ReadPaper Blog
VideoKR: Towards Knowledge- and Reasoning-Intensive Video Understanding
VideoKR addresses a central weakness in current video understanding systems: models trained mostly on everyday perceptual datasets often fail when a video question requires domain knowledge, multi-step inference, or scientific explanation. The paper introduces a large-scale CC-licensed expert-domain training corpus, a skill-oriented QA generation pipeline with human-in-the-loop quality control, and VideoKR-Eval, a benchmark designed to reduce shortcut answerability and test genuine knowledge-intensive video reasoning.
Source: VideoKR: Towards Knowledge- and Reasoning-Intensive Video Understanding

When Video Models Need More Than Watching
The paper motivates VideoKR by arguing that modern multimodal video models have improved rapidly on perception-oriented tasks but remain limited when video understanding requires knowledge beyond visible surface cues. Existing post-training corpora are described as heavily skewed toward everyday activities, short-range temporal understanding, action recognition, and event localization, which leaves models underprepared for specialized domains. The authors identify knowledge- and reasoning-intensive video understanding as a harder setting in which models must combine visual evidence, temporal dynamics, domain concepts, and multi-hop inference. Their examples include scientific and professional scenarios where the correct answer depends on recognizing an observed process and applying non-obvious knowledge, such as interpreting a chemical demonstration rather than merely detecting objects. This framing matters because real-world video applications often require domain-aware explanations, not just labels or descriptions.

Meet VideoKR
VideoKR is presented as the paper’s main data contribution: the first large-scale training corpus specifically designed for knowledge- and reasoning-intensive video understanding. The corpus contains 315K video reasoning examples built from 145K newly collected Creative Commons licensed expert-domain videos, rather than relying only on existing video datasets. The collection spans 82 professional subjects across broad areas including social science, natural science, engineering, and healthcare, reflecting the paper’s emphasis on expert-domain coverage. Compared with prior post-training corpora listed in the paper, VideoKR uses newly collected CC-licensed videos, has 100% video understanding examples, and targets expert-domain reasoning with newly generated examples. The implication is that data source and domain composition are treated not as incidental details but as core design choices for improving video reasoning.

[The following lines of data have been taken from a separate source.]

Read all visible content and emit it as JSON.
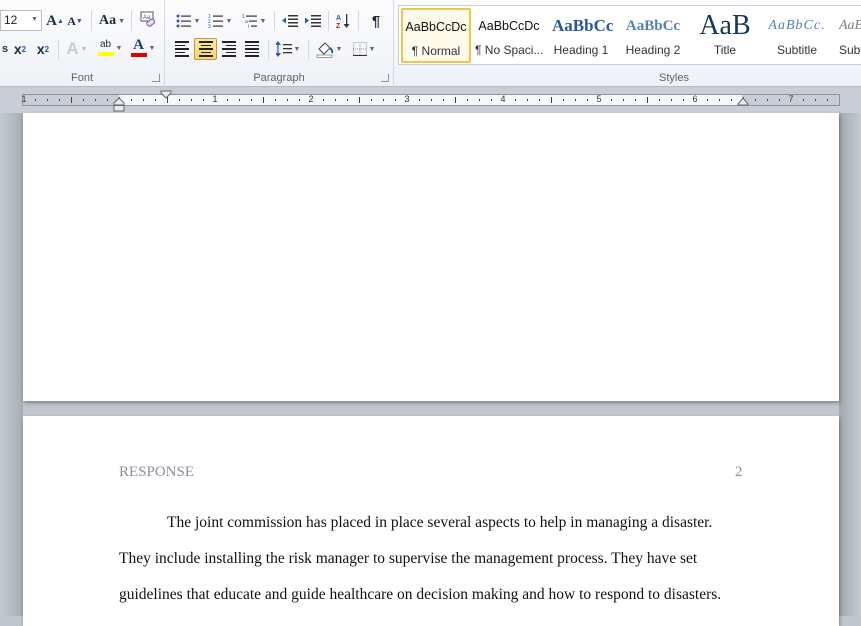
{
  "ribbon": {
    "font": {
      "label": "Font",
      "size_value": "12",
      "grow_label": "A",
      "shrink_label": "A",
      "case_label": "Aa",
      "subscript_label": "x",
      "subscript_sub": "2",
      "superscript_label": "x",
      "superscript_sup": "2",
      "effects_label": "A",
      "highlight_label": "ab",
      "font_color_label": "A",
      "colors": {
        "highlight": "#ffff00",
        "font_color": "#e00000"
      }
    },
    "paragraph": {
      "label": "Paragraph",
      "pilcrow": "¶",
      "sort_label": "A↓"
    },
    "styles": {
      "label": "Styles",
      "items": [
        {
          "preview": "AaBbCcDc",
          "name": "¶ Normal",
          "selected": true
        },
        {
          "preview": "AaBbCcDc",
          "name": "¶ No Spaci...",
          "selected": false
        },
        {
          "preview": "AaBbCc",
          "name": "Heading 1",
          "selected": false
        },
        {
          "preview": "AaBbCc",
          "name": "Heading 2",
          "selected": false
        },
        {
          "preview": "AaB",
          "name": "Title",
          "selected": false
        },
        {
          "preview": "AaBbCc.",
          "name": "Subtitle",
          "selected": false
        },
        {
          "preview": "AaBbCc",
          "name": "Subtle Em...",
          "selected": false
        }
      ]
    }
  },
  "ruler": {
    "numbers": [
      "1",
      "1",
      "2",
      "3",
      "4",
      "5",
      "6",
      "7"
    ]
  },
  "document": {
    "page2": {
      "running_head": "RESPONSE",
      "page_number": "2",
      "lines": [
        "The joint commission  has placed in place several aspects to help in managing a disaster.",
        "They include installing  the risk manager to supervise the management  process.  They have set",
        "guidelines that educate and guide healthcare on decision making  and how to respond to disasters."
      ]
    }
  }
}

How the Examples Are Built
The paper’s method centers on a human-in-the-loop, skill-oriented QA generation pipeline that decomposes difficult video reasoning into three capabilities: basic video reasoning, knowledge-enhanced video perception, and knowledge-intensive video reasoning. The authors first construct a domain knowledge bank from subjects, courses, lectures, and knowledge points, then use this structure to guide knowledge-driven video collection and question generation. Each generated example is grounded in one of the three core skills, and the chain-of-thought subset includes rationales intended to support more structured reasoning during supervised fine-tuning. Quality control includes self-consistency checks, a video dependency filter, CoT rationale validation, and expert validation of model choices at different pipeline steps. The resulting training split includes VideoKR-SFT-201K for supervised fine-tuning and VideoKR-RL-114K for reinforcement learning, giving the paper a concrete SFT and RL data design rather than a purely benchmark-oriented contribution.

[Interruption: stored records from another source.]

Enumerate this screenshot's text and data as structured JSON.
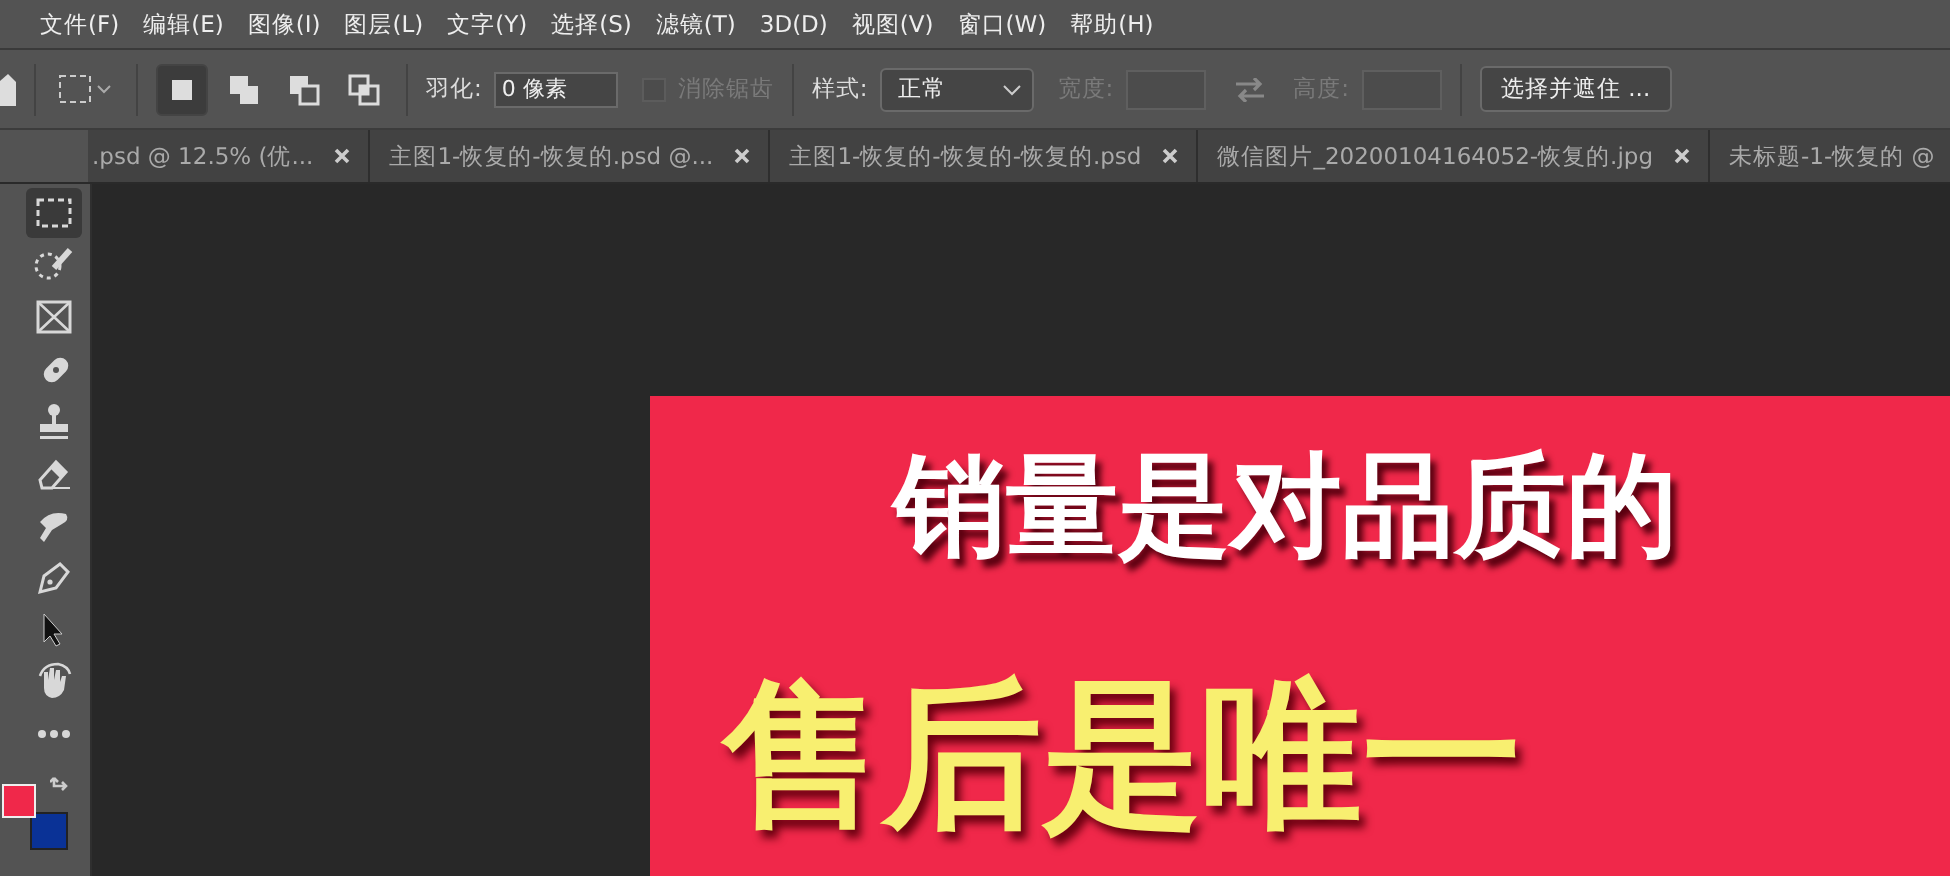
{
  "menu_bar": {
    "items": [
      "文件(F)",
      "编辑(E)",
      "图像(I)",
      "图层(L)",
      "文字(Y)",
      "选择(S)",
      "滤镜(T)",
      "3D(D)",
      "视图(V)",
      "窗口(W)",
      "帮助(H)"
    ]
  },
  "options_bar": {
    "selection_modes": [
      {
        "kind": "new",
        "selected": true
      },
      {
        "kind": "add",
        "selected": false
      },
      {
        "kind": "subtract",
        "selected": false
      },
      {
        "kind": "intersect",
        "selected": false
      }
    ],
    "feather": {
      "label": "羽化:",
      "value": "0 像素"
    },
    "anti_alias": {
      "label": "消除锯齿",
      "checked": false,
      "disabled": true
    },
    "style": {
      "label": "样式:",
      "value": "正常"
    },
    "width": {
      "label": "宽度:",
      "disabled": true
    },
    "height": {
      "label": "高度:",
      "disabled": true
    },
    "select_and_mask": "选择并遮住 ..."
  },
  "tabs": [
    {
      "label": ".psd @ 12.5% (优...",
      "selected": false
    },
    {
      "label": "主图1-恢复的-恢复的.psd @...",
      "selected": false
    },
    {
      "label": "主图1-恢复的-恢复的-恢复的.psd",
      "selected": false
    },
    {
      "label": "微信图片_20200104164052-恢复的.jpg",
      "selected": false
    },
    {
      "label": "未标题-1-恢复的 @",
      "selected": false
    }
  ],
  "tools": [
    {
      "kind": "marquee",
      "selected": true
    },
    {
      "kind": "quick-select",
      "selected": false
    },
    {
      "kind": "frame",
      "selected": false
    },
    {
      "kind": "healing",
      "selected": false
    },
    {
      "kind": "stamp",
      "selected": false
    },
    {
      "kind": "eraser",
      "selected": false
    },
    {
      "kind": "smudge",
      "selected": false
    },
    {
      "kind": "pen",
      "selected": false
    },
    {
      "kind": "arrow",
      "selected": false
    },
    {
      "kind": "rotate-view",
      "selected": false
    },
    {
      "kind": "more",
      "selected": false
    }
  ],
  "colors": {
    "foreground": {
      "color": "#f0284a"
    },
    "background": {
      "color": "#0a3296"
    }
  },
  "document": {
    "headline": "销量是对品质的",
    "subline": "售后是唯一"
  }
}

Why the New Benchmark Matters
VideoKR-Eval is introduced because the authors found that existing knowledge-intensive video reasoning benchmarks can contain questions solvable with little genuine video understanding. The paper specifically targets single-frame answerability, where a model or annotator may infer the answer from a static image or textual shortcut rather than reasoning over video content. To mitigate this problem, the authors use multi-model single-frame probing and expert re-annotation of filtered videos, creating an evaluation benchmark where questions are intended to depend on temporal evidence and domain reasoning. This benchmark complements the training corpus by measuring whether models actually use video information in knowledge-intensive settings. The broader methodological point is that evaluation design must guard against shortcuts if progress in video reasoning is to be measured reliably.

What the Paper Claims So Far
The experiments use a standard SFT→GRPO post-training pipeline so that improvements can be attributed more clearly to VideoKR’s data design rather than to a novel training algorithm. The paper reports that models such as Qwen2.5-VL-7B-Instruct and Qwen3-VL-8B-Instruct, when post-trained on VideoKR, outperform prior post-training approaches on knowledge-intensive video reasoning while remaining competitive on general video reasoning benchmarks. The authors also conduct ablations to isolate the effects of CoT supervision, skill-based data composition, and comparisons against prior post-training corpora. These studies support the paper’s central claim that carefully constructed expert-domain data can be a key driver of progress in video reasoning. The implication is practical: future work can improve video understanding not only through architectures or reward engineering, but also through targeted corpus construction, rigorous filtering, and evaluation that demands real video-grounded reasoning.